There is also another adjustment, a knob, which regulates the tension of the cable in the gears: turn it anti-clockwise to tighten the cable, clockwise to loosen it. “Bearing in mind that you need to pull the cable to raise the gears, and that you need to slacken it to lower it onto the longest ratio, if the gears have difficulty rising, you need to loosen the adjustment, so that as it lengthens it makes the cable tauter. If on the other hand the gears have difficulty lowering onto the longest ratio, simply tighten this adjustment appropriately, in order to shorten it and make the cable a little slacker”.

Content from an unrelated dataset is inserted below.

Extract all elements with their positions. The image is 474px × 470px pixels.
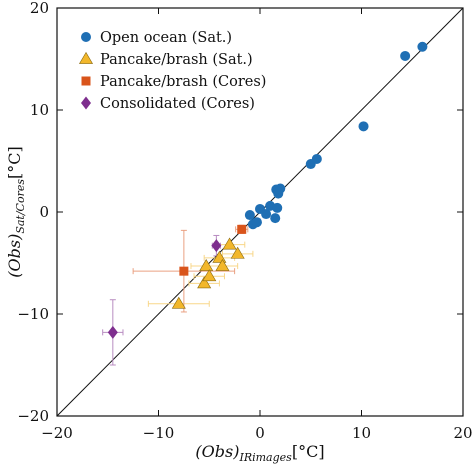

You need to be a true expert to check the condition of your chain. Luckily, there is a simple and cheap tool, the gauge, which determines whether the chain needs to be replaced, something which is nevertheless necessary after 4-5,000 kilometres.
The gauge usually has two indicators, which determine the wear condition, 0.75 and 1. When the chain is extended, the 0.75 pin is inserted into the link: if it does not penetrate fully, this means that the chain is not extended, and therefore is still in good condition. If on the other hand it penetrates fully, the chain needs to be replaced. If indicator 1 penetrates, this means the chain may have already damaged the sprockets.
There are also other types of instruments designed to be inserted in the links and, once a dedicated wheel has been turned, they indicate the state of wear with a numerical scale or using various colours.
Replacing the chain
To fit a new chain you must first purchase one that is specifically designed for the number of gear ratios of the bicycle, compatible with the transmission (even better if it is original). Once you have removed the old chain with the chain rivet extractor, lay it out on a flat surface next to the new one to measure the correct length of the new chain. Next, remove the excess links from the new chain (again using the chain rivet extractor, which is very easy to use) and start fitting the new chain on.
It is best to start by placing it around the smallest sprocket of the rear derailleur and then around the front chainwheel. When the chain has been placed correctly around the entire gear system, join the two ends of the chain together using the chain rivet extractor and hey presto.
These are also very popular on amateur bicycles. Each unit has its own adjustment method and also its own diagnostics system. These are not very cheap instruments: “They cost about 2-300 Euros, but once you have purchased them, you can check the wear of all the components from a computer.”
You can also update the firmware and make all the adjustments you want on the interface: “You can even associate each command with a specific function. Let's take for example a Paralympic athlete who needs to have both commands on the left, because he doesn't have a right arm: with an electronic unit diagnostics system, a setting can be made for the derailleur to be controlled by a button on the left”.